Like other analysts, Schubert is suspicious of Lourenço’s ‘resurrection’ of Dos Santos’s old vice president and Sonangol boss Manuel Vicente despite his being tainted by corruption. This points to the continuing weight of old networks, he says.
Justin Pearce, Cambridge University political scientist and Angola expert, also believes some ambivalence is advisable when assessing Lourenço’s reforms. Precisely because power was so centralised under Dos Santos, Lourenço has been able to do a lot quickly ‘because he got his hands onto many of the levers of power simultaneously’.
But he adds that this power was personalised on the figure of Dos Santos, not institutionalised, and operated through informal hierarchies of personal loyalty, some of which continue. ‘Hence, I believe, a lot of the mixed signals, including the Samussuku arrest.’
Hitler Samussuku was first arrested and then released for posting a video online criticising Lourenço. He might still be criminally charged for insulting the president. Pearce observes though that, ‘Whereas a few years ago he would have been locked up indefinitely, at least there’s a sign of a legal process being implemented and he’s at liberty as the investigation proceeds.’
Many observers are also suspicious of Lourenço’s recent firing of Carlos Saturnino, who replaced Isabel dos Santos as head of Sonangol. Some believe this was a political move, even though Saturnino took the rap for the chronic fuel shortages.
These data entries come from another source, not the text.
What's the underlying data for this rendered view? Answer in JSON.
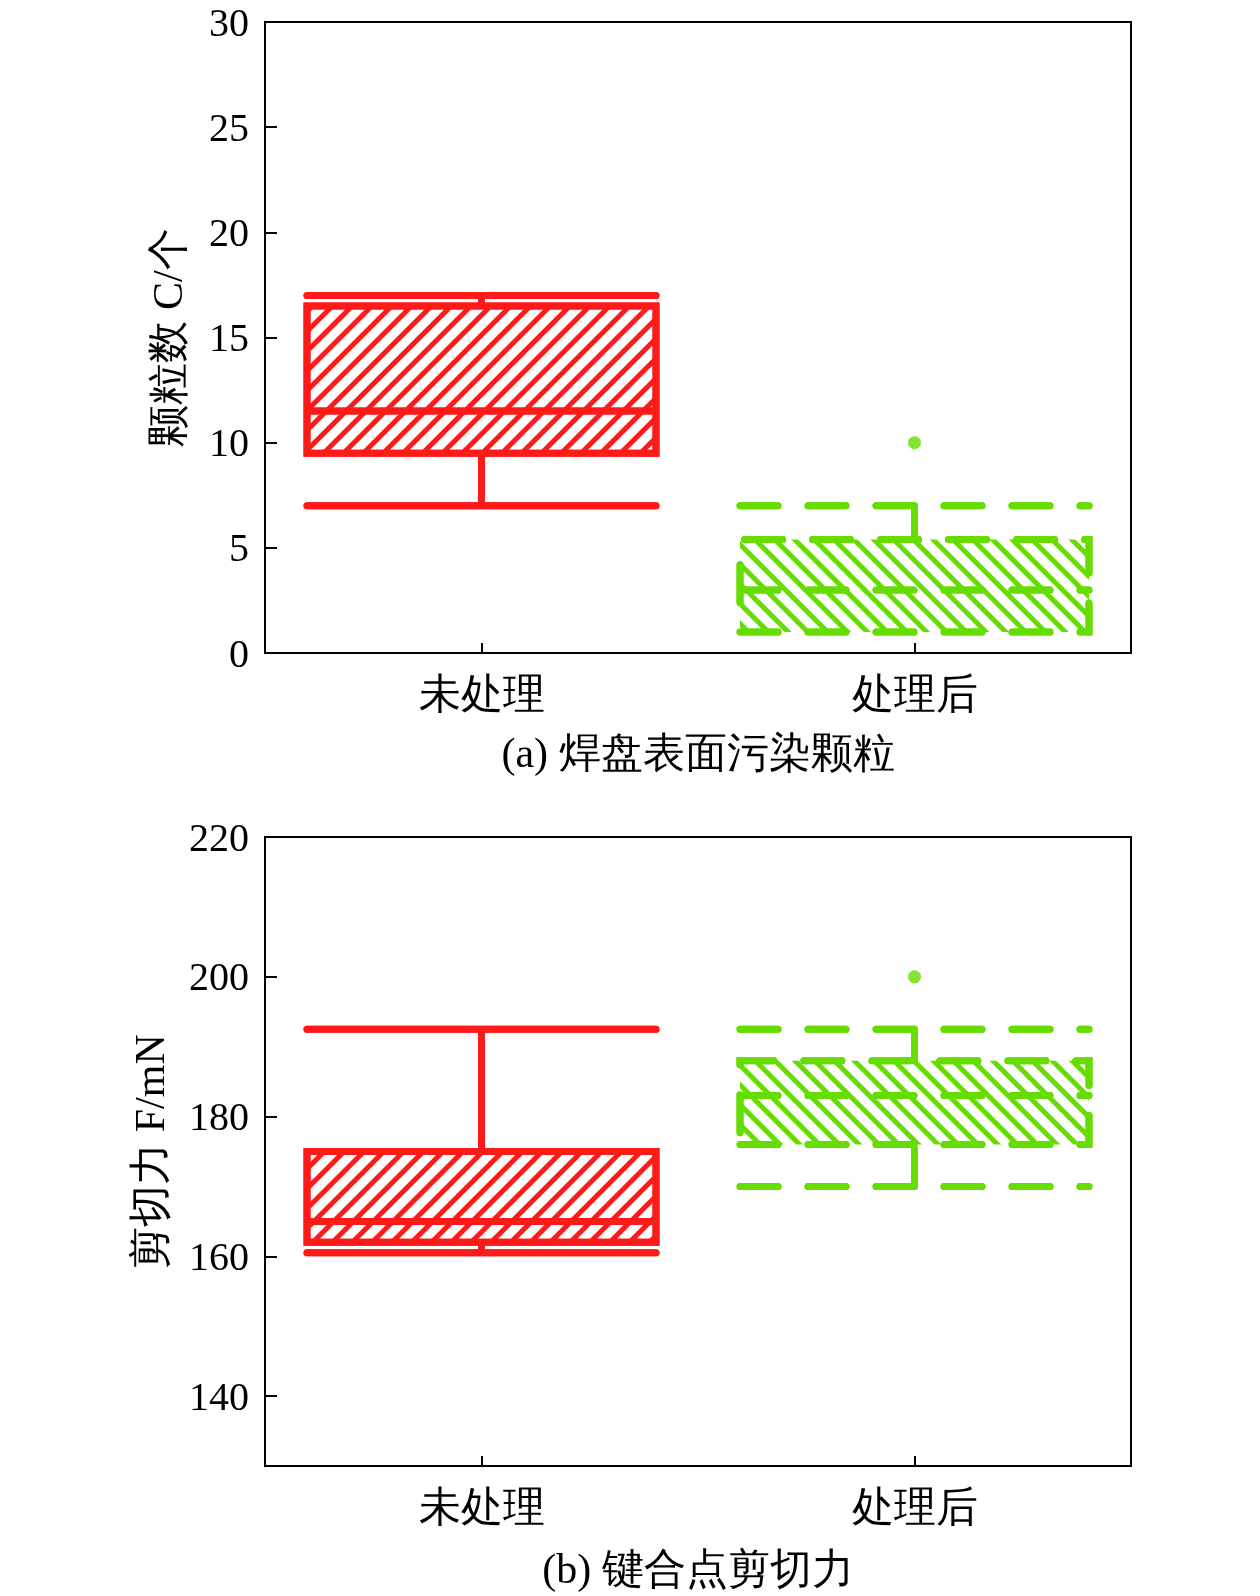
{
  "chart_data": [
    {
      "type": "box",
      "title": "(a) 焊盘表面污染颗粒",
      "ylabel": "颗粒数 C/个",
      "categories": [
        "未处理",
        "处理后"
      ],
      "ylim": [
        0,
        30
      ],
      "yticks": [
        0,
        5,
        10,
        15,
        20,
        25,
        30
      ],
      "series": [
        {
          "color": "#ff1a1a",
          "line_style": "solid",
          "boxes": [
            {
              "low": 7,
              "q1": 9.5,
              "median": 11.5,
              "q3": 16.5,
              "high": 17
            },
            null
          ]
        },
        {
          "color": "#66dd00",
          "line_style": "dashed",
          "boxes": [
            null,
            {
              "low": 1,
              "q1": 1,
              "median": 3,
              "q3": 5.4,
              "high": 7,
              "outliers": [
                10
              ]
            }
          ]
        }
      ]
    },
    {
      "type": "box",
      "title": "(b) 键合点剪切力",
      "ylabel": "剪切力 F/mN",
      "categories": [
        "未处理",
        "处理后"
      ],
      "ylim": [
        130,
        220
      ],
      "yticks": [
        140,
        160,
        180,
        200,
        220
      ],
      "series": [
        {
          "color": "#ff1a1a",
          "line_style": "solid",
          "boxes": [
            {
              "low": 160.5,
              "q1": 162,
              "median": 165,
              "q3": 175,
              "high": 192.5
            },
            null
          ]
        },
        {
          "color": "#66dd00",
          "line_style": "dashed",
          "boxes": [
            null,
            {
              "low": 170,
              "q1": 176,
              "median": 183,
              "q3": 188,
              "high": 192.5,
              "outliers": [
                200
              ]
            }
          ]
        }
      ]
    }
  ]
}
Because of such ambiguities, Pearce cautions that ‘we can’t rule out that Lourenço’s rule might in the future take a more authoritarian turn if he felt it necessary’. This is a wise caution which Marques shares despite his generally favourable impression. He noted that Lourenço ordered an inquiry into his 2017 report on extrajudicial killings by the state’s Criminal Investigation Service. ‘It was a significant step forward. But I am still waiting for any official outcome,’ Marques said.
We have seen too many promising starts in Africa that ended badly, to be wildly optimistic. But there is nonetheless a sense of cautious optimism and much greater transparency and openness in the air of Luanda. So far, at least, Lourenço appears to be on the right track.